Activists beaten, detained at court hearing for protesters of women’s rights treaty exit

Female activists were beaten and detained by Turkish police in the capital city of Ankara after attempting to make a statement outside a local court during trial proceedings against protestors arrested for defending a European treaty aimed at protecting women’s rights.  

 Activists with the Ankara Women’s Platform arrived outside the 28th Penal Court of First Instance where the first hearing against the protestors was taking place, Bianet news site reported. Thirty three protestors, also members of the Ankara Women’s Platform, were arrested in August 2020 for staging demonstrations to support Turkey remaining within the Istanbul Convention.

The Istanbul Convention is a treaty of the Council of Europe that aims to combat gender-based violence. Social conservatives in Turkey, including members of the ruling Justice and Development Party (AKP), argued that the convention undermined the traditional family and encouraged homosexuality. Turkey exited the treaty on March 19, sparking new protests.

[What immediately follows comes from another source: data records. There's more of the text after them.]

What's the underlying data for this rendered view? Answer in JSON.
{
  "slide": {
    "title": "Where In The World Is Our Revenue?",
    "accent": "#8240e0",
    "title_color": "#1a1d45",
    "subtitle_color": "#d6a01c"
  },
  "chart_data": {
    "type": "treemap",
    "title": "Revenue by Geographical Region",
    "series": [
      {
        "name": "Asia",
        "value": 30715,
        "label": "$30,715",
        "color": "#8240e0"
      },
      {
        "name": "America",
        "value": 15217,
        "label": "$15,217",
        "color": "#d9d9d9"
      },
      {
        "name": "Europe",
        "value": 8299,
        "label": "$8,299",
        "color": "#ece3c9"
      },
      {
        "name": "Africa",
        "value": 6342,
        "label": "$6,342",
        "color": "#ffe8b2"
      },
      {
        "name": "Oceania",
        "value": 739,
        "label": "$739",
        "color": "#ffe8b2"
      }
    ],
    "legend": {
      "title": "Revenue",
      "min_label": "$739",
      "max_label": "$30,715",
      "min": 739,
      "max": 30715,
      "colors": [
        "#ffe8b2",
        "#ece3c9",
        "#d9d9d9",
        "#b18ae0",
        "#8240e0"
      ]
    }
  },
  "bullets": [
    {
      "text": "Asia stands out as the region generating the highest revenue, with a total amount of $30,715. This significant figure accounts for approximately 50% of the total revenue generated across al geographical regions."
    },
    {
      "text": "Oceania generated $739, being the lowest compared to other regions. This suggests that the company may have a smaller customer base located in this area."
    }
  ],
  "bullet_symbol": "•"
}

According to Bianet, police approached the activists to disrupt the statement from being made, basing their reasoning on COVID-19 concerns. The activists refused and were met with pepper spray from the police. 

Journalists reporting on the hearing were also assaulted by police officers. Mezopotamya Agency (MA) reporter Hakan Yalçın was battered by officers and recounted them calling journalists liars for their work on police violence. 

"You do not go away when the police say so; then, you say there is police violence. You are all liars, you are all immoral,” one officer reportedly said. 

Also in attendance were members of parliament (MP) from the pro-Kurdish People’s Democratic Party (HDP). One lawmaker, Semra Güzel an HDP MP from Diyarbakir, said that police told her to “Stop talking” when she protested their actions against demonstrators. Guzel posted footage on her Twitter account showing part of the police response to female protestors outside the court.


Attorneys who attended the hearing later filed charges against several of the police officers involved in using violence on protestors last year. The court rejected the request however and adjourned the trial until November 26. 

Upon hearing of this decision, several women and attorneys waiting outside the courtroom applauded in protest against the police violence. They chanted slogans like "Not male justice, but real justice" and "We don't hush, we don't fear, we don't obey."